MINI Roadster Cooper SD review
by David Finlay (29 August 2012)
A couple of weeks ago I drove the Cooper S version of the MINI Roadster. As you can see from this review, I didn't like it much. My main objection was that it seemed to have too much power for a body structure that has lost a lot of stiffness in the process of having the roof removed from the Coupé on which it's based.
If you buy a Cooper SD instead, the extra £725 you're asked to pay earns you a power drop of 41bhp. Not much of a bargain, you might think, but it means you're never going to get into a situation where the engine feels like it wants to snap the car in two.

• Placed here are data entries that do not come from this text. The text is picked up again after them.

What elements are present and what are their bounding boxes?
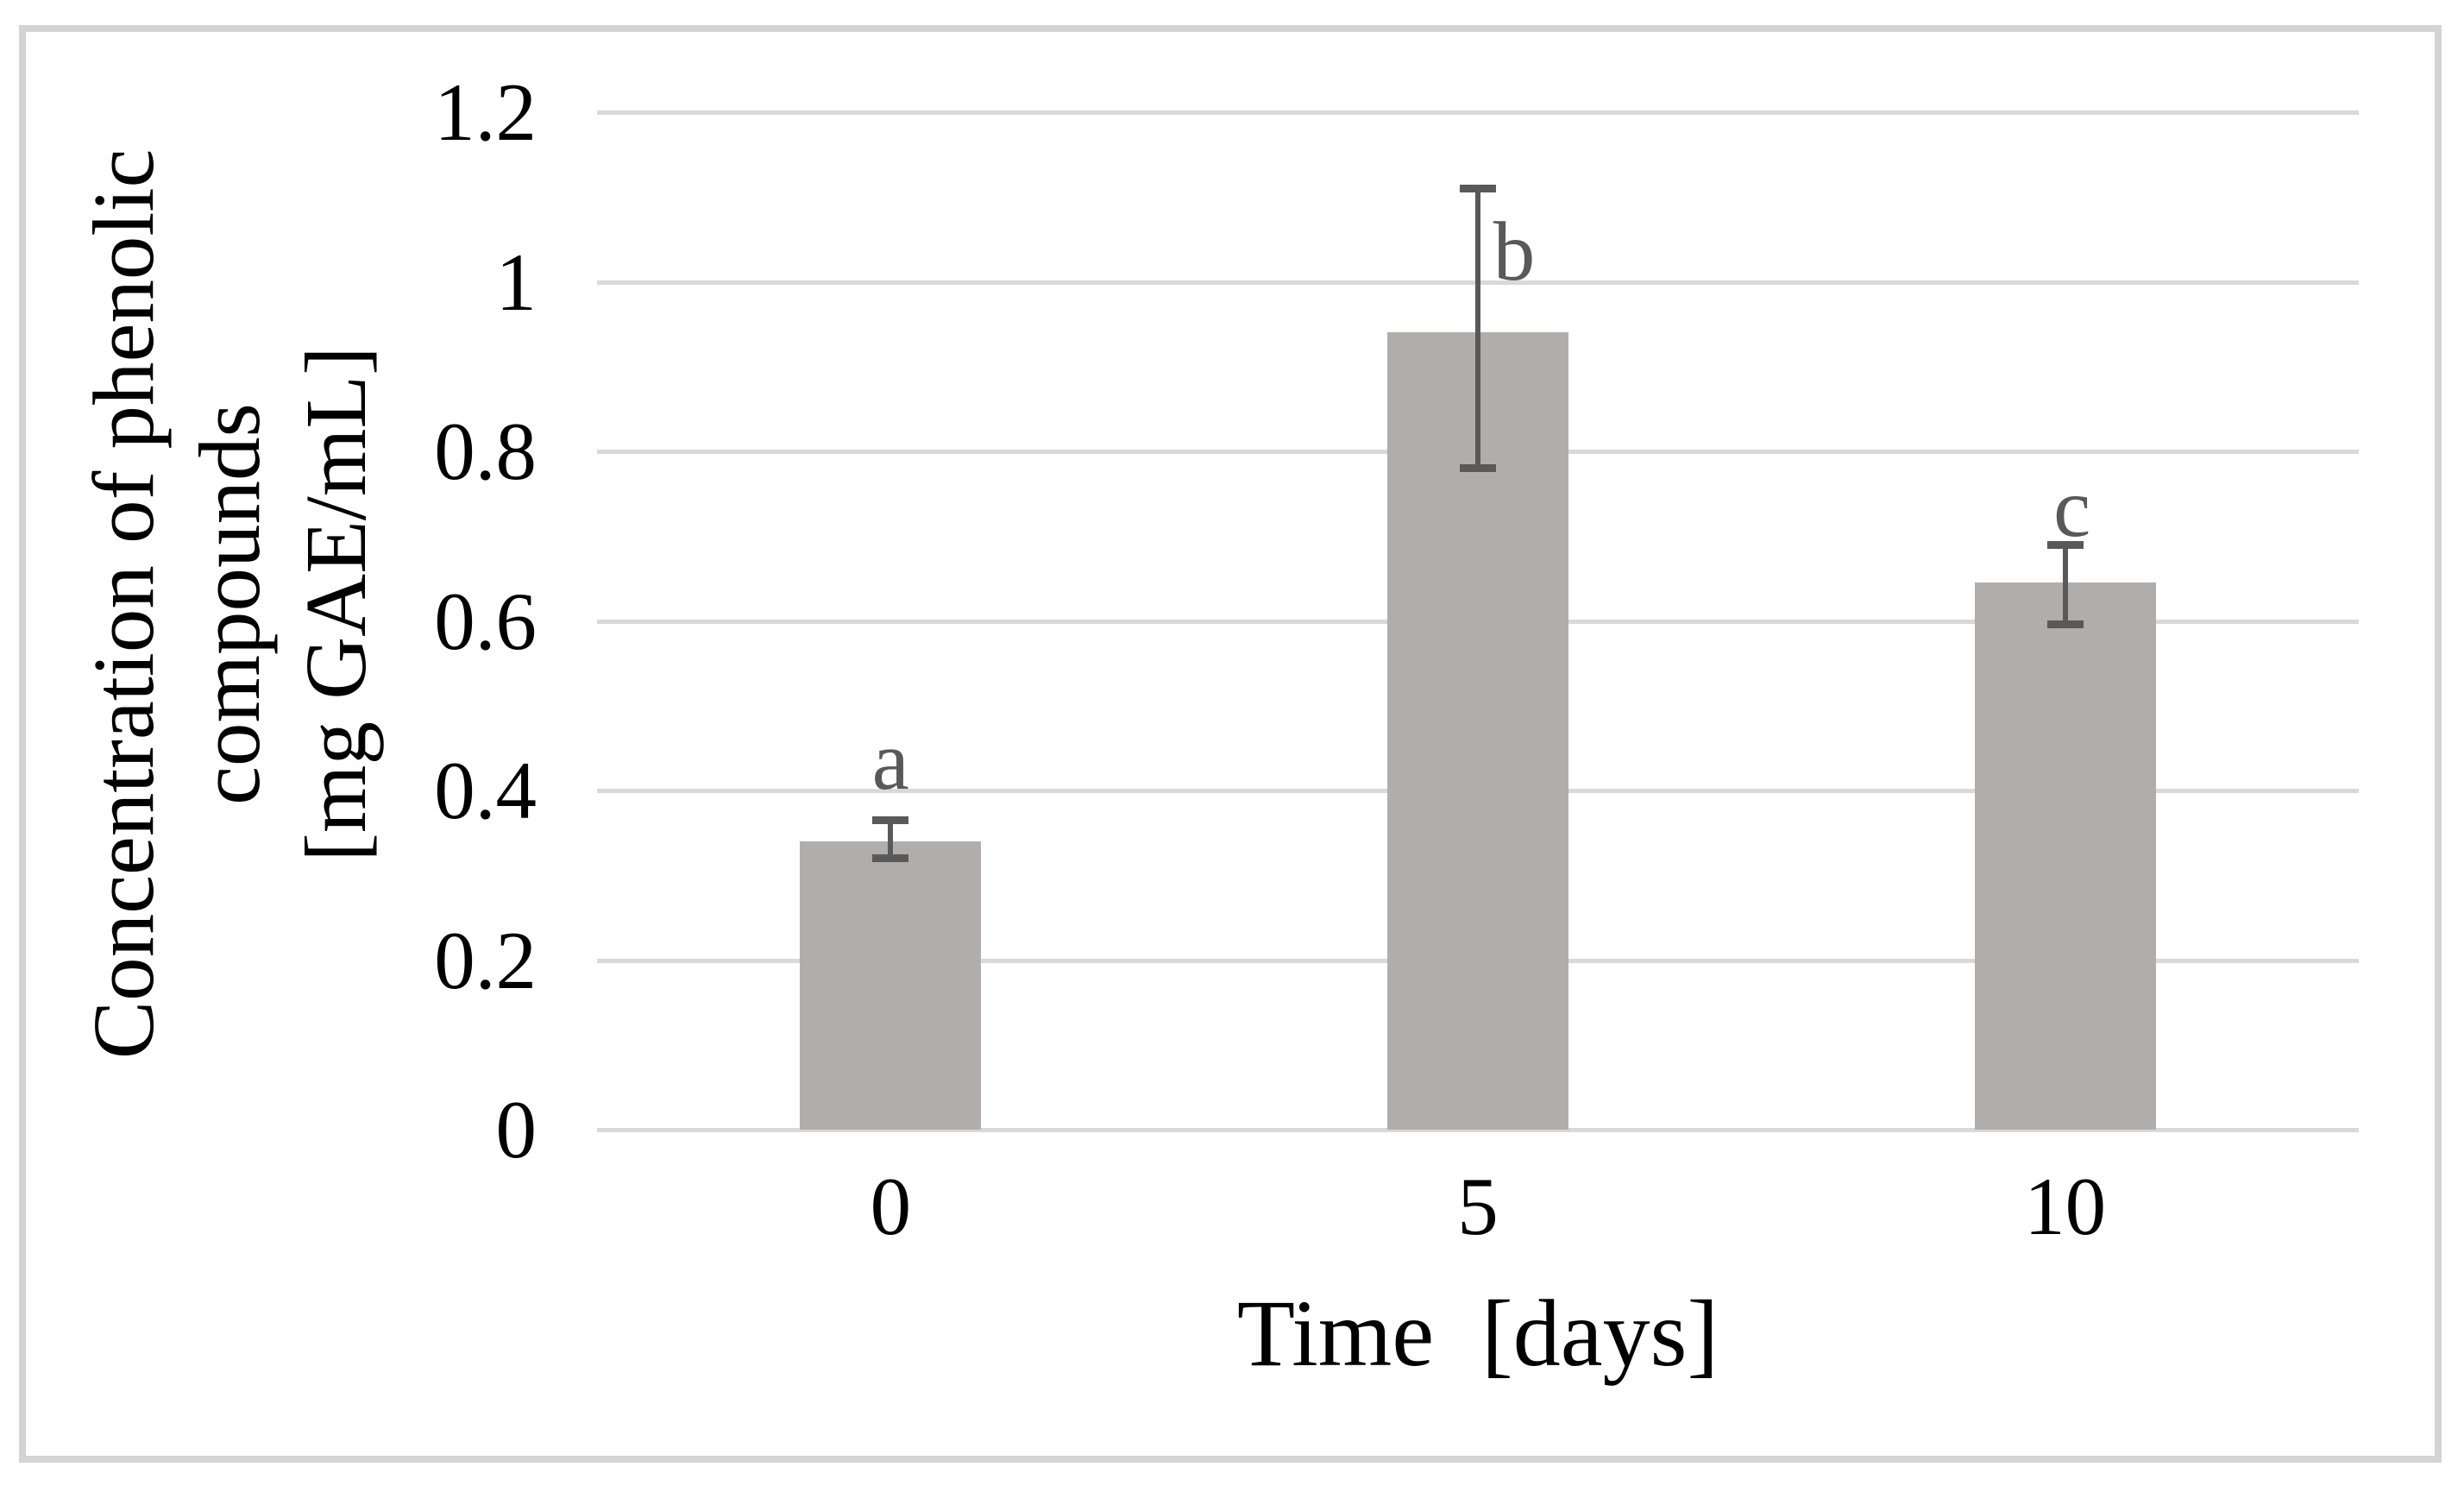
y-tick-label-0.8: 0.8 (434, 406, 537, 497)
error-bar-cap-top-5 (1460, 185, 1496, 193)
error-bar-cap-top-0 (872, 816, 909, 825)
x-axis-title: Time [days] (1236, 1281, 1719, 1386)
y-tick-label-0.2: 0.2 (434, 914, 537, 1006)
error-bar-cap-bottom-0 (872, 853, 909, 862)
error-bar-line-5 (1475, 188, 1480, 469)
gridline-y-0 (597, 1128, 2359, 1132)
y-tick-label-0.4: 0.4 (434, 745, 537, 836)
significance-letter-a: a (871, 714, 909, 807)
bar-0 (800, 841, 982, 1130)
error-bar-line-0 (888, 820, 894, 859)
error-bar-cap-bottom-10 (2046, 620, 2084, 629)
y-axis-title-line-3: [mg GAE/mL] (287, 346, 384, 862)
y-axis-title: Concentration of phenolic compounds [mg … (71, 0, 399, 1208)
error-bar-cap-bottom-5 (1460, 463, 1496, 472)
x-tick-label-0: 0 (870, 1161, 912, 1252)
y-tick-label-1.2: 1.2 (434, 66, 537, 158)
gridline-y-1.2 (597, 110, 2359, 115)
y-axis-title-line-2: compounds (181, 403, 278, 805)
bar-10 (1974, 582, 2156, 1130)
error-bar-line-10 (2062, 545, 2068, 626)
y-tick-label-0: 0 (495, 1084, 537, 1175)
x-tick-label-10: 10 (2024, 1161, 2107, 1252)
y-tick-label-1: 1 (495, 236, 537, 328)
chart-frame (19, 25, 2442, 1463)
significance-letter-c: c (2053, 461, 2091, 554)
x-tick-label-5: 5 (1457, 1161, 1499, 1252)
error-bar-cap-top-10 (2046, 541, 2084, 550)
y-axis-title-line-1: Concentration of phenolic (75, 148, 172, 1060)
significance-letter-b: b (1493, 205, 1536, 299)
y-tick-label-0.6: 0.6 (434, 575, 537, 667)
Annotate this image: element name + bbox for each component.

And there's a lot more to it than that. The 143bhp 1.6-litre turbo diesel engine is incredibly flexible, to the extent that it will operate quite happily from 1000rpm, just a couple of hundred revs above tickover. Extending it beyond 3000rpm is something of an extravagance, and one you don't need to indulge in even if you're trying to cover the ground quickly.
Perhaps because of this (though with the extra help of a stop/start system which really does cut out the engine nearly ever time the car comes to rest, which is much less common than you might think) the Cooper SD is surprisingly economical. The official combined figure is 62.8mpg, and although MINIs in general have a reputation of being much thirstier in real life than they are on the EU test, this particular model comes closer to the ideal than most.
Over the course of a week I averaged around 58mpg despite occasionally pushing the car quite hard. With a little care, 60mpg would be easy, 62.8 perfectly possible and 65 not unachievable. If you can't manage 50, either you're driving flat-out everywhere or you live in an area with an awful lot of steep hills.
The engine is fairly noisy, but a lot of other sounds come in through the thin fabric roof so the effect isn't as irritating as it might be. A solid-roofed Coupé with the same unit the characteristic diesel rumble and clatter is much more insistent.
I covered nearly 500 miles in this Roadster, and enjoyed it more than I thought I would. It's strictly built for two - there is nothing remotely resembling a rear seat - but it will happily accommodate a couple of large adults. The only reservation here is that, at six foot three, I found the top of my head was slightly above the level of both the top of the windscreen and the roll hoop behind me, which could get messy if the car turned over.
But at least my skull wasn't constantly banging off a metal roof support, as is often the way with convertibles. In the Roadster, those supports are well-positioned, and several inches out of reach.
There are still some interior space issues, though. The various seat adjustment levers are difficult to reach, and the ones controlling the angle of the seat backs are impossible to get to if the armrest is in such a position as to let you rest your arm on it.
Still on the subject of the interior, MINI's insistence on copying the large central speedometer fitted to most (but by no means all) classic Minis has reached a ridiculous level. The speedo on modern versions is enormous, and so difficult to read that you're better off ignoring it and using the digital readout on the revcounter mounted right in front of you instead. The speedo's main function is to house information relating to the radio, air-conditioning, satellite navigation and so on, all of it much more clearly represented than the actual speed of the car.
The incredibly quick response to steering inputs has been carried over from other MINIs, and that could be a bit of a problem if you tend to drive with your fists, since you may find the nose darting off more violently than you expected. This is a car that rewards a delicate touch.
Several of the options fitted to the test car are available at no cost, by far the most useful being the small but effective wind deflector which is mounted between the roll hoops. Why would you not opt for that when you won't be charged for it?
The category of options which do add to the price is much larger. The test car had no less than £6350 worth of them, including (but not limited to) the Chili, Sport and Media packs (the last of which includes satellite navigation), metallic paint, a very good Harmon Kardon audio system, metallic paint and - £215 well spent, I say - seat heating.